Die Ära des „weißen Goldes“ geht in Thüringen zu Ende/ Die Kumpel vom Kaliwerk „Glück auf“ in Sondershausen werden 100. Jubiläum nicht feiern  ■ Von Jochen Wiesigel

Erfurt. In zwei Jahren hätten die Kumpel des Kaliwerkes „Glück auf“ in Sondershausen das 100jährige Bestehen ihres Betriebes feiern können. Doch das Jubelfest fällt aus. Sondershausen in Thüringen, eines der ältesten Bergwerke in Europa, wird ebenso geschlossen wie die Gruben von Volkenroda, Bleicherode und Solchstedt. Mit dem Grubensterben geht eine Ära zu Ende, die mit der Erfindung der Mineraldüngung durch Justus Liebig vor einem Jahrhundert in dieser Gegend begann. Betroffen sind nicht nur die Kalibergwerke, sondern eine ganze Region, die von der Förderung des „weißen Goldes“ abhängt.

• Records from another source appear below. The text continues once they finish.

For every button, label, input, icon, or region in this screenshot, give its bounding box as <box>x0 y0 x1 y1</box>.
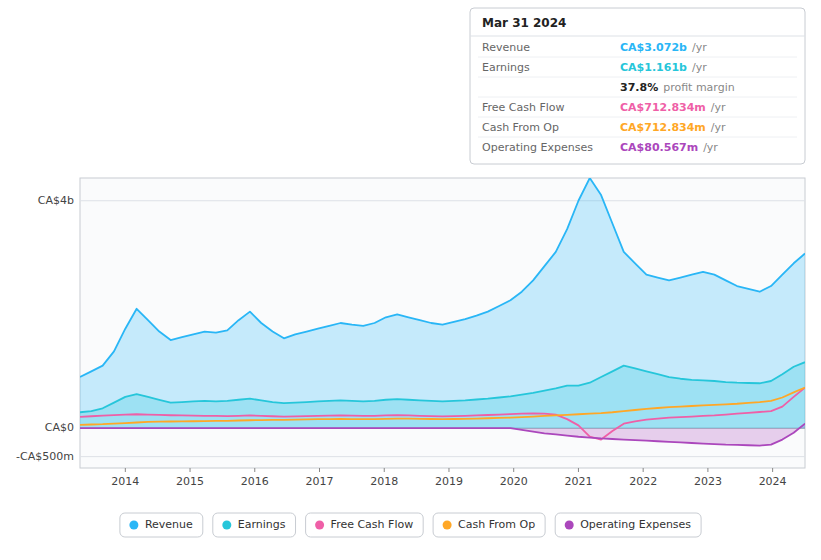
x-tick-label: 2021 <box>564 475 592 488</box>
series-line <box>80 424 805 446</box>
x-tick <box>578 468 579 472</box>
legend-label: Free Cash Flow <box>331 518 414 531</box>
x-tick <box>190 468 191 472</box>
y-tick-label: -CA$500m <box>16 450 74 463</box>
series-line <box>80 388 805 440</box>
info-value: CA$80.567m <box>620 141 698 154</box>
legend-label: Revenue <box>145 518 193 531</box>
x-tick <box>448 468 449 472</box>
info-label: Earnings <box>482 61 530 74</box>
legend-label: Earnings <box>238 518 286 531</box>
legend-box <box>306 513 424 537</box>
y-axis: CA$4b CA$0 -CA$500m <box>16 194 74 463</box>
info-label: Free Cash Flow <box>482 101 565 114</box>
legend-item: Operating Expenses <box>555 513 701 537</box>
legend-swatch <box>315 521 324 530</box>
y-tick-label: CA$4b <box>38 194 74 207</box>
series-line <box>80 362 805 412</box>
x-tick <box>319 468 320 472</box>
info-suffix: /yr <box>703 141 718 154</box>
x-tick-label: 2018 <box>370 475 398 488</box>
info-label: Cash From Op <box>482 121 559 134</box>
info-box: Mar 31 2024 Revenue CA$3.072b/yr Earnings CA… <box>470 8 805 164</box>
info-separator <box>470 36 805 37</box>
series-line <box>80 388 805 425</box>
info-suffix: /yr <box>711 101 726 114</box>
legend-label: Operating Expenses <box>580 518 691 531</box>
legend-swatch <box>443 521 452 530</box>
legend-box <box>555 513 701 537</box>
plot-data <box>80 178 805 446</box>
info-box-title: Mar 31 2024 <box>482 16 566 30</box>
legend-box <box>120 513 203 537</box>
x-tick <box>772 468 773 472</box>
legend-swatch <box>129 521 138 530</box>
x-tick <box>254 468 255 472</box>
info-suffix: /yr <box>692 61 707 74</box>
x-tick-label: 2022 <box>629 475 657 488</box>
legend-label: Cash From Op <box>458 518 535 531</box>
area-fills <box>80 178 805 446</box>
info-separator <box>478 137 797 138</box>
info-separator <box>478 117 797 118</box>
x-tick-label: 2016 <box>241 475 269 488</box>
info-label: Revenue <box>482 41 530 54</box>
x-tick-label: 2015 <box>176 475 204 488</box>
info-suffix: /yr <box>692 41 707 54</box>
legend-box <box>213 513 296 537</box>
legend-item: Free Cash Flow <box>306 513 424 537</box>
info-value: CA$1.161b <box>620 61 687 74</box>
page: {"chart_data": { "type": "line", "annota… <box>0 0 821 560</box>
x-tick <box>384 468 385 472</box>
info-separator <box>478 97 797 98</box>
legend-swatch <box>222 521 231 530</box>
chart: CA$4bCA$0-CA$500m20142015201620172018201… <box>0 0 821 560</box>
y-tick-label: CA$0 <box>45 421 74 434</box>
plot-frame <box>80 178 805 468</box>
info-value: CA$712.834m <box>620 101 706 114</box>
legend-item: Revenue <box>120 513 203 537</box>
lines <box>80 178 805 446</box>
info-value: 37.8% <box>620 81 658 94</box>
x-tick-label: 2014 <box>111 475 139 488</box>
info-value: CA$712.834m <box>620 121 706 134</box>
legend-item: Cash From Op <box>433 513 545 537</box>
legend-box <box>433 513 545 537</box>
x-tick <box>125 468 126 472</box>
info-label: Operating Expenses <box>482 141 593 154</box>
x-tick <box>707 468 708 472</box>
x-tick <box>643 468 644 472</box>
x-tick-label: 2020 <box>500 475 528 488</box>
x-tick-label: 2017 <box>306 475 334 488</box>
x-tick-label: 2019 <box>435 475 463 488</box>
x-tick-label: 2024 <box>759 475 787 488</box>
info-separator <box>478 57 797 58</box>
series-line <box>80 178 805 377</box>
info-value: CA$3.072b <box>620 41 687 54</box>
grid-line <box>80 200 805 201</box>
info-box-frame <box>470 8 805 164</box>
legend-item: Earnings <box>213 513 296 537</box>
legend: Revenue Earnings Free Cash Flow Cash From O… <box>120 513 701 537</box>
area-fill <box>80 362 805 428</box>
x-axis: 2014 2015 2016 2017 2018 2019 2020 2021 2022 2023… <box>111 468 786 488</box>
x-tick-label: 2023 <box>694 475 722 488</box>
info-suffix: /yr <box>711 121 726 134</box>
x-tick <box>513 468 514 472</box>
info-separator <box>478 77 797 78</box>
grid-line <box>80 456 805 457</box>
legend-swatch <box>565 521 574 530</box>
info-suffix: profit margin <box>663 81 735 94</box>
area-fill <box>80 178 805 428</box>
area-fill <box>80 424 805 446</box>
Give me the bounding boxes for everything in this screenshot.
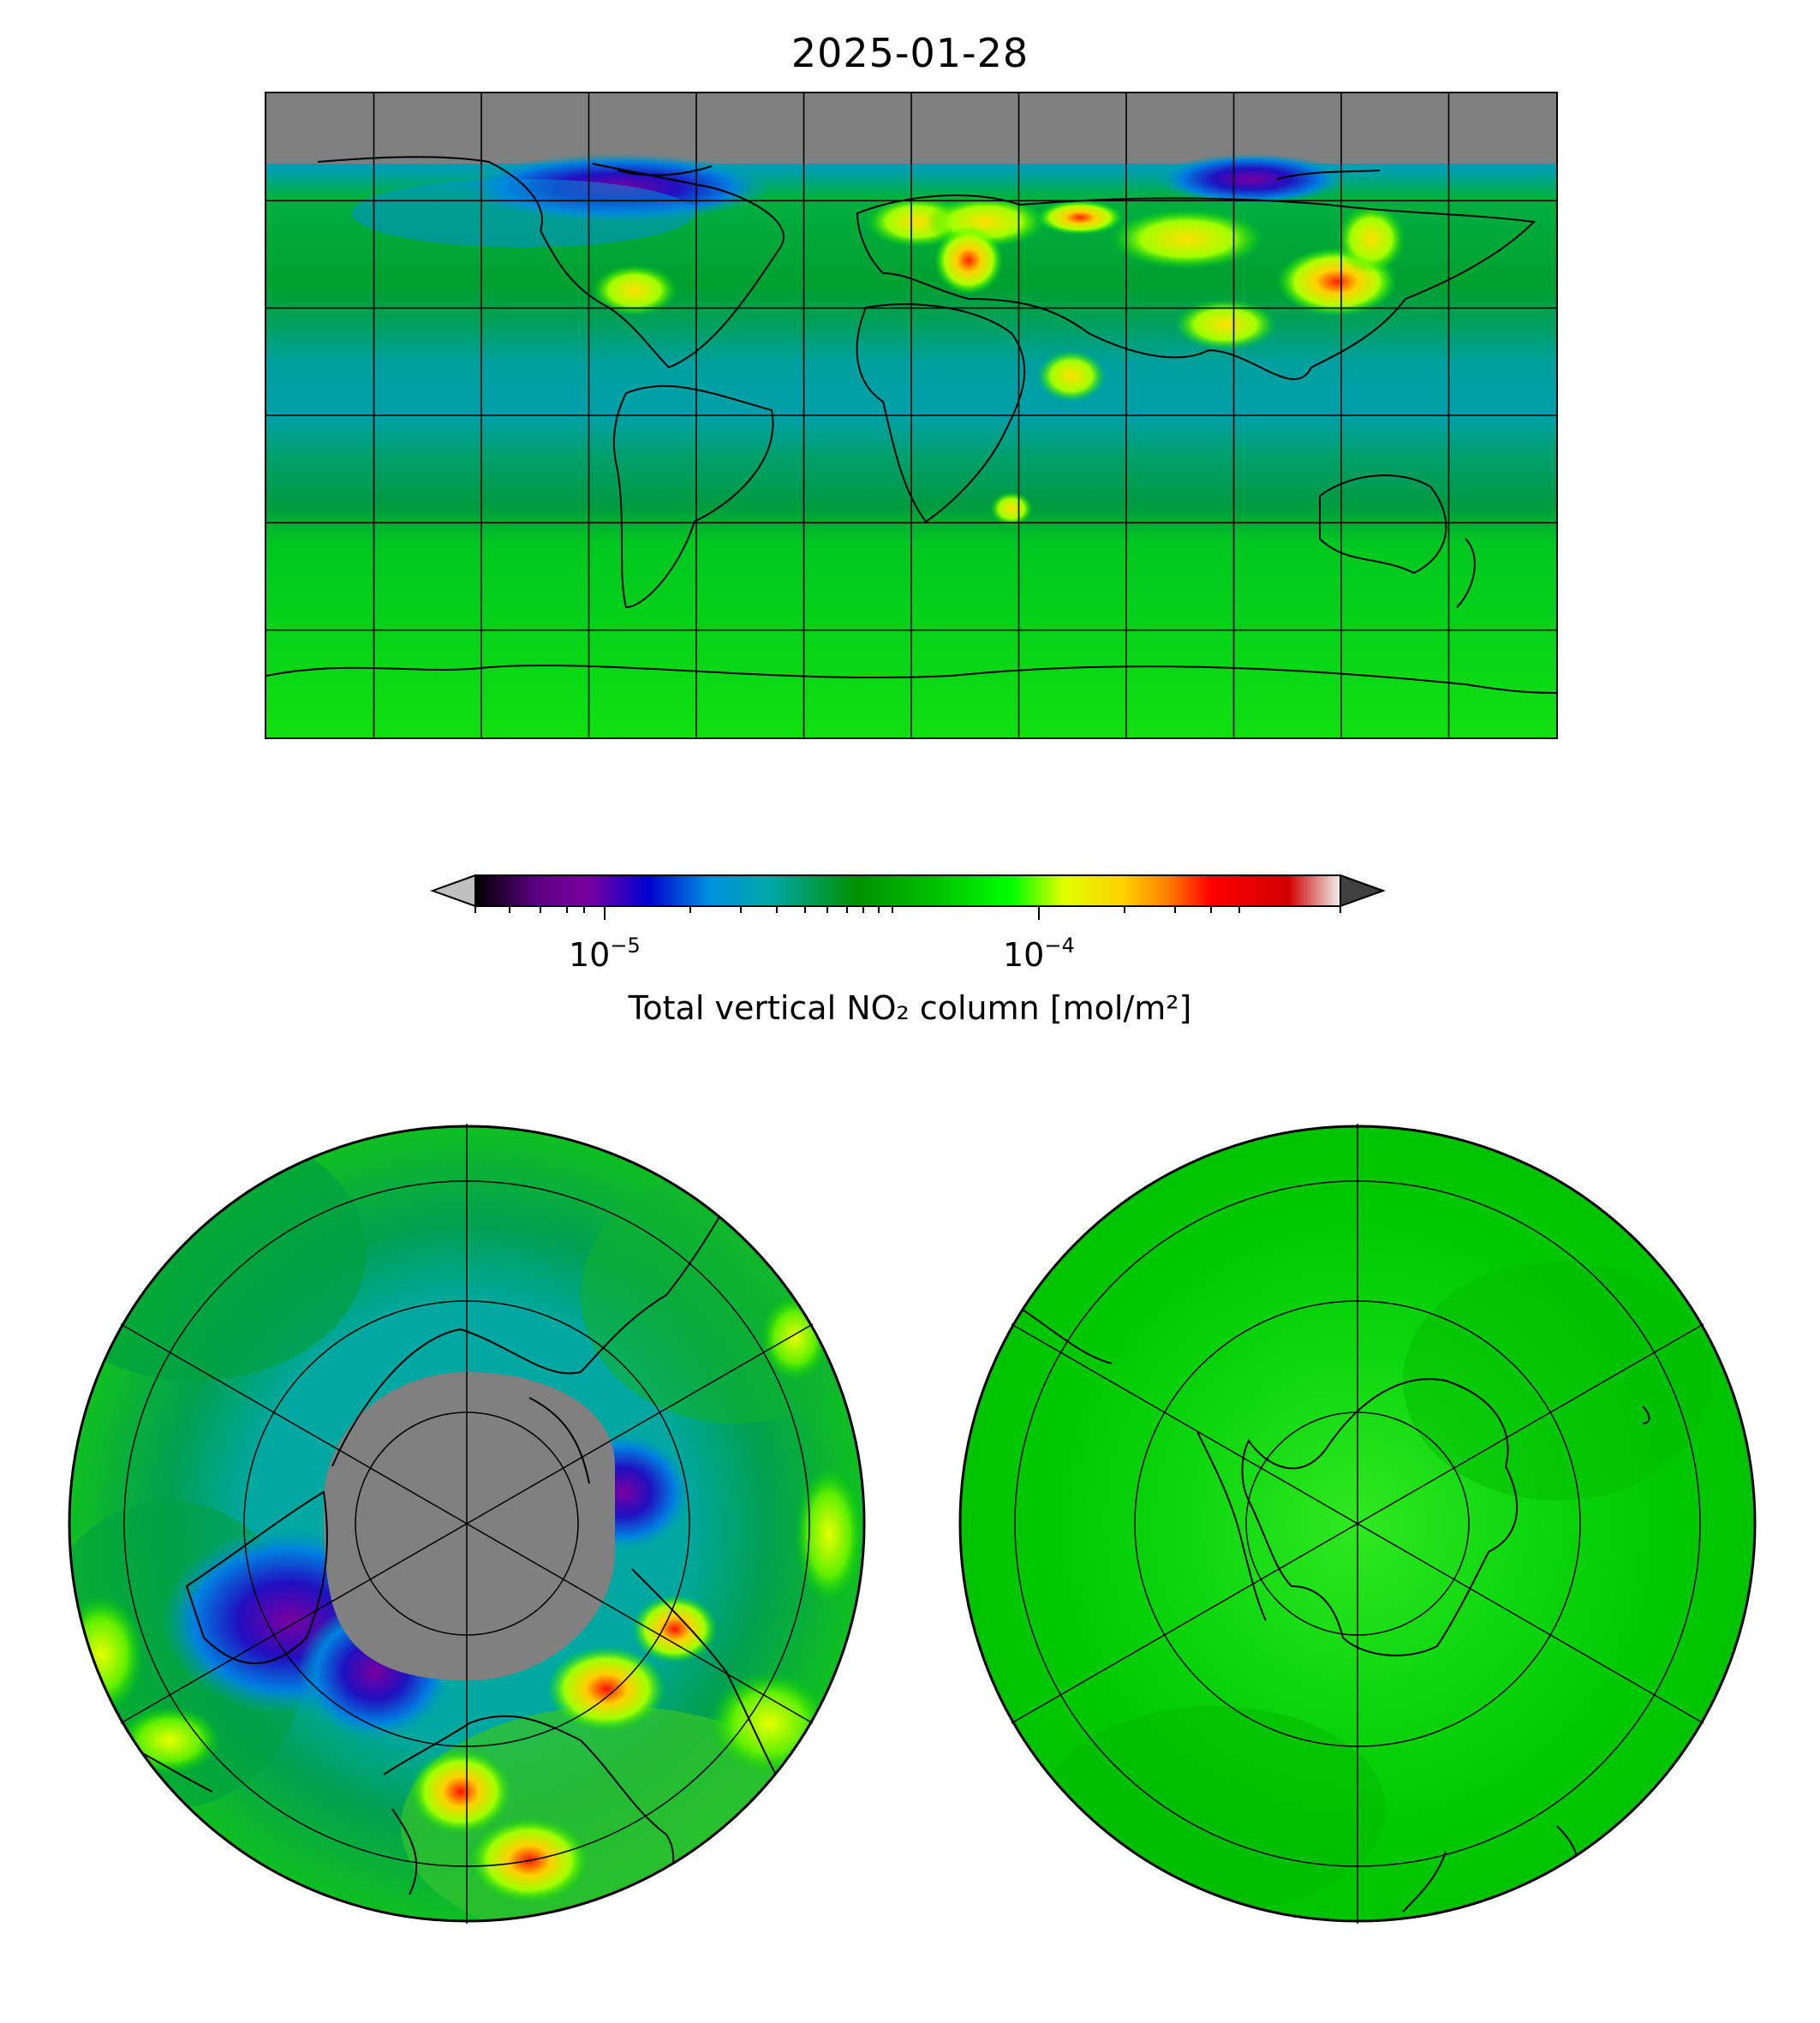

Nach Angaben aus der Vorstandsetage der Mitteldeutschen Kali AG werden in den nächsten Wochen 1.453 Bergleute in Sondershausen und Umgebung ihre Kündigung erhalten. Der Aufsichtsrat beschloß die Stillegung einstimmig, denn ohne „Gesundschrumpfungen“ sei der Konzern nicht lebensfähig. Viele Menschen in und um Sondershausen fühlen sich „verraten und verkauft“, wie Pfarrer Alfred Klonz sagt. Die Menschen seien verbittert, weil sie das Gefühl bekämen, nicht mehr gebraucht zu werden.

Dazu gehört auch Walter Woitasky, der seit Juli des vergangenen Jahres auf „Kurzarbeit Null“ sitzt. Der 52jährige Bergmann hat seit seinem vierzehnten Lebensjahr im Kaliwerk Sondershausen gearbeitet. Seine gleichaltrige Frau Ursula, deren Arbeitsplatz ebenfalls gefährdet ist, hat ihn zum Arzt geschickt. „Er nimmt jetzt täglich Medikamente“, gesteht sie, „denn die nervlichen Belastungen sind nun anders kaum auszuhalten.“ Während Woitasky weiter grübelt, wie er die Durststrecke bis zur Pensionierung überstehen soll, kann Lutz Felgendreher noch lange nicht an Rente denken. Der 31jährige ist vom Schichtleiter zum wissenschaftlichen Mitarbeiter aufgestiegen. Einst hatte er zu den wenigen gehört, die ein Bergbaustudium im Ausland absolvieren durften und gilt als qualifizierte Fachkraft. Doch das nützt ihm auch nichts: Spätestens ab 1. Juli wird auch Felgendreher auf der Straße stehen. Um nicht von Arbeitslosenunterstützung leben zu müssen, wollen er und seine junge Frau in die Finanzberatung einsteigen. Dies sei neben Versicherungsvertreter derzeit die einzige Berufsperspektive für sie.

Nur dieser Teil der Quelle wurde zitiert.